I shouldn’t be telling you this, but I think you should hear it, you so stuck on your father. When I was sixteen, my father almost beat my mother to death with a wrench and the only thing that stopped him was me getting in the way. I hit him and I didn’t stop hitting him. He crawled out of our house on his belly while I was still hitting him. I broke his nose and his cheekbone. I fractured his eye socket. I doubt the man ever saw properly again. I wanted to kill him, and perhaps I should have. If he’d been around when I came back from Nam, I would have killed him, and he knew it.
Joshua shrugs. But my mother was already dead by then, so it didn’t matter any more. He quiets as if he is suddenly aware that he’s been talking too much. The sound of him seems to fill up the night; it seeps into the air about Duncan like the fog snaking up the wide banks of the bay.
Duncan looks at him. How did she die?
Jesus, I shouldn’t be telling you these things.
His jaws clench and the hollows of his cheeks deepen with shadow so that he appears even more gaunt. He says: She fell on subway tracks, the El in Boston—two years after she left us. It was the rush hour commute and the platform was crowded so maybe she was pushed, or maybe it was an accident, who knows? Anyway, she touched the third rail and she died.
I’m sorry.
Yeah, me too.
He draws on his cigarette and after a moment it steams from his nostrils. He says: I always thought I’d get a chance to see her again.
Below them, and perhaps a quarter of a mile away, at a short distance from the coastline stands a large derrick, two hundred feet high, and on either side within a floating caisson, two cranes. At their height small amber and red lights flash on and off. Out at the center of the bay another derrick tower emerges darkly from the water, its metal and iron skelature like the eviscerated remains of some prehistoric serpent held and frozen aloft in ice, and that remained when the glaciers retreated. Fog swirls and trickles through its vast ribs and spine and they watch—Duncan is aware of Joshua breathing close to him—as the fog slowly engulfs the derrick entirely, until only the lights remain visible, blinking dully through the ghostly banks of white.
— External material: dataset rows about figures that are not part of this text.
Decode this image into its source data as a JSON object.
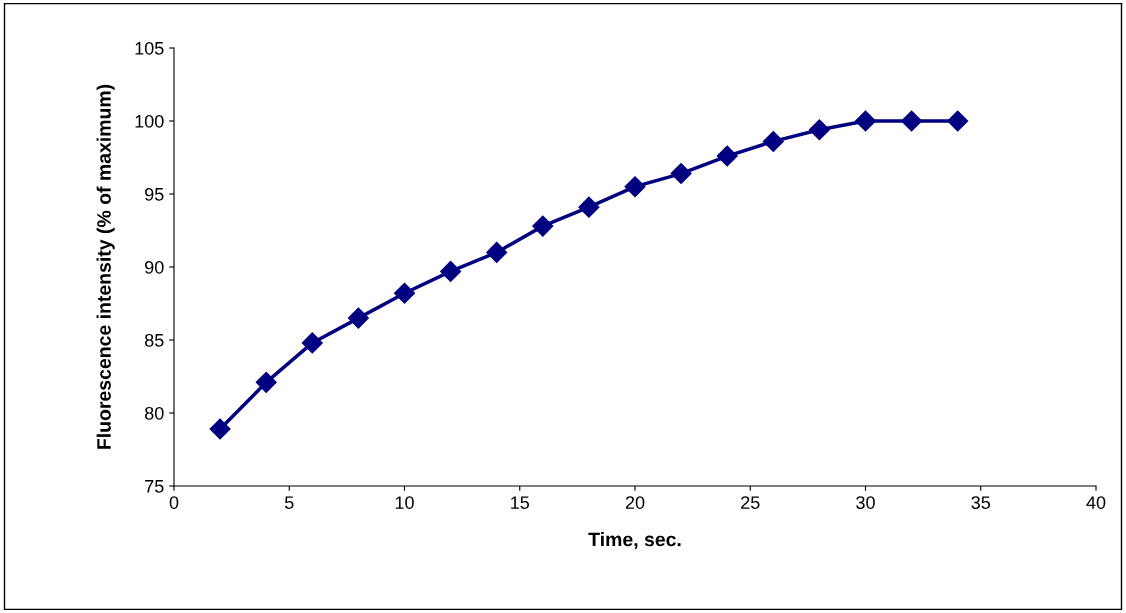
{
  "chart_data": {
    "type": "line",
    "xlabel": "Time, sec.",
    "ylabel": "Fluorescence intensity (% of maximum)",
    "x": [
      2,
      4,
      6,
      8,
      10,
      12,
      14,
      16,
      18,
      20,
      22,
      24,
      26,
      28,
      30,
      32,
      34
    ],
    "series": [
      {
        "color": "#000080",
        "values": [
          78.9,
          82.1,
          84.8,
          86.5,
          88.2,
          89.7,
          91.0,
          92.8,
          94.1,
          95.5,
          96.4,
          97.6,
          98.6,
          99.4,
          100.0,
          100.0,
          100.0
        ]
      }
    ],
    "xlim": [
      0,
      40
    ],
    "xticks": [
      0,
      5,
      10,
      15,
      20,
      25,
      30,
      35,
      40
    ],
    "ylim": [
      75,
      105
    ],
    "yticks": [
      75,
      80,
      85,
      90,
      95,
      100,
      105
    ],
    "grid": false,
    "marker": "diamond",
    "line_style": "solid"
  }
}
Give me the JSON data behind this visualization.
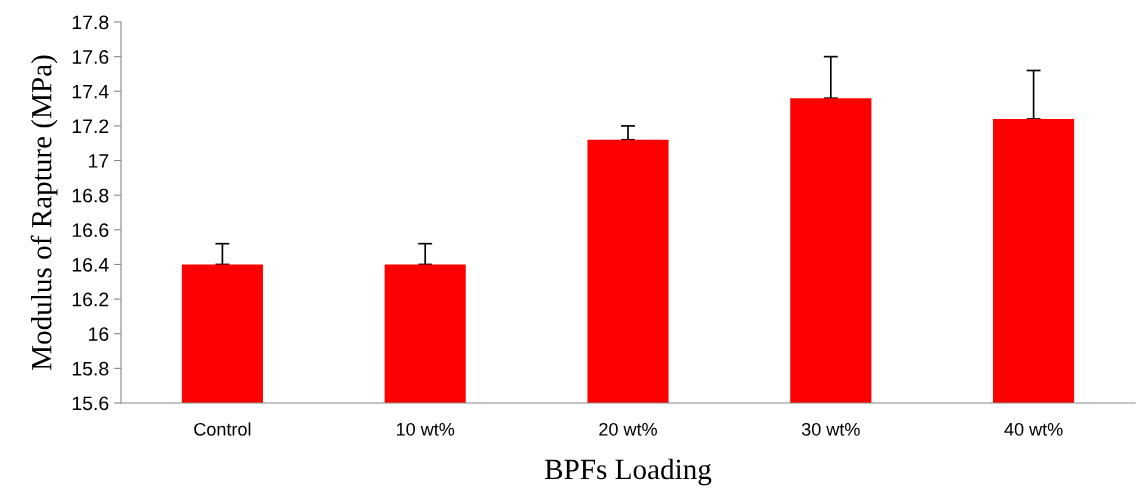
{
  "chart_data": {
    "type": "bar",
    "xlabel": "BPFs Loading",
    "ylabel": "Modulus of Rapture (MPa)",
    "categories": [
      "Control",
      "10 wt%",
      "20 wt%",
      "30 wt%",
      "40 wt%"
    ],
    "values": [
      16.4,
      16.4,
      17.12,
      17.36,
      17.24
    ],
    "errors": [
      [
        16.4,
        16.52
      ],
      [
        16.4,
        16.52
      ],
      [
        17.12,
        17.2
      ],
      [
        17.36,
        17.6
      ],
      [
        17.24,
        17.52
      ]
    ],
    "color": "#ff0000",
    "ylim": [
      15.6,
      17.8
    ],
    "yticks": [
      {
        "value": 15.6,
        "label": "15.6"
      },
      {
        "value": 15.8,
        "label": "15.8"
      },
      {
        "value": 16,
        "label": "16"
      },
      {
        "value": 16.2,
        "label": "16.2"
      },
      {
        "value": 16.4,
        "label": "16.4"
      },
      {
        "value": 16.6,
        "label": "16.6"
      },
      {
        "value": 16.8,
        "label": "16.8"
      },
      {
        "value": 17,
        "label": "17"
      },
      {
        "value": 17.2,
        "label": "17.2"
      },
      {
        "value": 17.4,
        "label": "17.4"
      },
      {
        "value": 17.6,
        "label": "17.6"
      },
      {
        "value": 17.8,
        "label": "17.8"
      }
    ],
    "grid": false,
    "legend": false
  }
}
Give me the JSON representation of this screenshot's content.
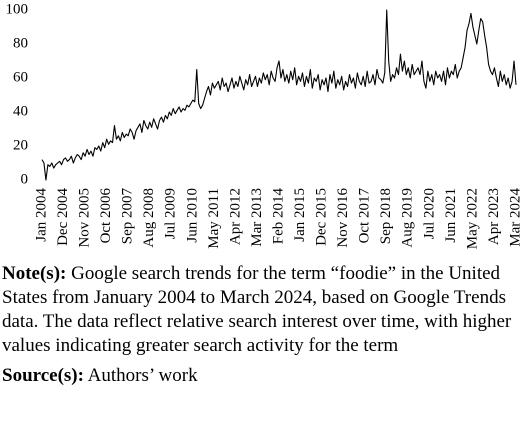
{
  "chart_data": {
    "type": "line",
    "categories": [
      "Jan 2004",
      null,
      null,
      null,
      null,
      null,
      null,
      null,
      null,
      null,
      null,
      "Dec 2004",
      null,
      null,
      null,
      null,
      null,
      null,
      null,
      null,
      null,
      null,
      "Nov 2005",
      null,
      null,
      null,
      null,
      null,
      null,
      null,
      null,
      null,
      null,
      "Oct 2006",
      null,
      null,
      null,
      null,
      null,
      null,
      null,
      null,
      null,
      null,
      "Sep 2007",
      null,
      null,
      null,
      null,
      null,
      null,
      null,
      null,
      null,
      null,
      "Aug 2008",
      null,
      null,
      null,
      null,
      null,
      null,
      null,
      null,
      null,
      null,
      "Jul 2009",
      null,
      null,
      null,
      null,
      null,
      null,
      null,
      null,
      null,
      null,
      "Jun 2010",
      null,
      null,
      null,
      null,
      null,
      null,
      null,
      null,
      null,
      null,
      "May 2011",
      null,
      null,
      null,
      null,
      null,
      null,
      null,
      null,
      null,
      null,
      "Apr 2012",
      null,
      null,
      null,
      null,
      null,
      null,
      null,
      null,
      null,
      null,
      "Mar 2013",
      null,
      null,
      null,
      null,
      null,
      null,
      null,
      null,
      null,
      null,
      "Feb 2014",
      null,
      null,
      null,
      null,
      null,
      null,
      null,
      null,
      null,
      null,
      "Jan 2015",
      null,
      null,
      null,
      null,
      null,
      null,
      null,
      null,
      null,
      null,
      "Dec 2015",
      null,
      null,
      null,
      null,
      null,
      null,
      null,
      null,
      null,
      null,
      "Nov 2016",
      null,
      null,
      null,
      null,
      null,
      null,
      null,
      null,
      null,
      null,
      "Oct 2017",
      null,
      null,
      null,
      null,
      null,
      null,
      null,
      null,
      null,
      null,
      "Sep 2018",
      null,
      null,
      null,
      null,
      null,
      null,
      null,
      null,
      null,
      null,
      "Aug 2019",
      null,
      null,
      null,
      null,
      null,
      null,
      null,
      null,
      null,
      null,
      "Jul 2020",
      null,
      null,
      null,
      null,
      null,
      null,
      null,
      null,
      null,
      null,
      "Jun 2021",
      null,
      null,
      null,
      null,
      null,
      null,
      null,
      null,
      null,
      null,
      "May 2022",
      null,
      null,
      null,
      null,
      null,
      null,
      null,
      null,
      null,
      null,
      "Apr 2023",
      null,
      null,
      null,
      null,
      null,
      null,
      null,
      null,
      null,
      null,
      "Mar 2024"
    ],
    "values": [
      12,
      10,
      0,
      9,
      8,
      10,
      7,
      9,
      10,
      11,
      9,
      12,
      13,
      11,
      12,
      14,
      10,
      13,
      15,
      14,
      12,
      16,
      14,
      18,
      15,
      17,
      14,
      19,
      18,
      20,
      17,
      22,
      19,
      24,
      21,
      23,
      22,
      32,
      24,
      26,
      23,
      28,
      25,
      27,
      26,
      30,
      28,
      24,
      29,
      31,
      33,
      28,
      35,
      32,
      30,
      34,
      31,
      36,
      33,
      30,
      35,
      37,
      34,
      38,
      36,
      40,
      38,
      42,
      39,
      41,
      43,
      40,
      42,
      41,
      44,
      43,
      45,
      47,
      46,
      65,
      45,
      42,
      44,
      48,
      52,
      55,
      50,
      57,
      54,
      56,
      58,
      53,
      60,
      55,
      57,
      52,
      56,
      60,
      54,
      58,
      55,
      61,
      57,
      53,
      59,
      56,
      62,
      55,
      58,
      61,
      55,
      60,
      57,
      63,
      59,
      62,
      56,
      64,
      60,
      58,
      66,
      70,
      60,
      65,
      58,
      62,
      57,
      64,
      59,
      66,
      56,
      61,
      58,
      63,
      55,
      61,
      57,
      65,
      54,
      60,
      58,
      62,
      53,
      59,
      56,
      60,
      52,
      62,
      57,
      64,
      54,
      59,
      56,
      61,
      53,
      58,
      55,
      62,
      57,
      60,
      54,
      63,
      58,
      56,
      61,
      55,
      64,
      57,
      58,
      62,
      56,
      65,
      60,
      59,
      57,
      63,
      100,
      70,
      58,
      62,
      60,
      66,
      62,
      74,
      64,
      70,
      62,
      66,
      60,
      68,
      62,
      64,
      66,
      62,
      70,
      58,
      54,
      64,
      58,
      62,
      56,
      64,
      60,
      62,
      58,
      64,
      56,
      66,
      60,
      64,
      62,
      68,
      60,
      64,
      66,
      72,
      78,
      88,
      92,
      98,
      90,
      85,
      80,
      88,
      95,
      93,
      85,
      78,
      68,
      64,
      62,
      66,
      60,
      55,
      64,
      58,
      62,
      56,
      60,
      54,
      58,
      70,
      56
    ],
    "color": "#000000",
    "ylim": [
      0,
      100
    ],
    "yticks": [
      0,
      20,
      40,
      60,
      80,
      100
    ]
  },
  "note": {
    "label": "Note(s):",
    "text": " Google search trends for the term “foodie” in the United States from January 2004 to March 2024, based on Google Trends data. The data reflect relative search interest over time, with higher values indicating greater search activity for the term"
  },
  "source": {
    "label": "Source(s):",
    "text": " Authors’ work"
  }
}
The tugboat horns come again, muted and seemingly even farther away.
Right there beneath the water, under the bay, is where we’re digging the tunnel, Joshua says. By next Christmastime we should be done.
Joshua points to the center of the strait where the water shudders with sudden movement and turns round and black. Damn, my man! Will you look at that!
A geyser of water shoots into the air in a mushrooming spray. Two massive rudders slap the surface of the water, and then a colossal tail arcs from the whitecaps. Duncan sees a mouth of tufted baleen, a gleaming back and side encrusted with barnacle and scar.
A whale, he says in disbelief.
They watch as it makes its slow way down the bay, a green phosphorescent wake shimmering two hundred feet behind, beneath the fog-entrenched Golden Gate, mist swirling about it like smoke. And its moan a deep, low foghorn sounding the lonely depths of the vast Pacific before it, responding and calling to others of its kind, perhaps a thousand miles away, each sailing its own shadowy and vast corner of the increasingly empty dark spaces of the sea. With one final plumed exhale, it begins to sink beneath the water. Its wide flukes show, and then it rolls and spins into the deep.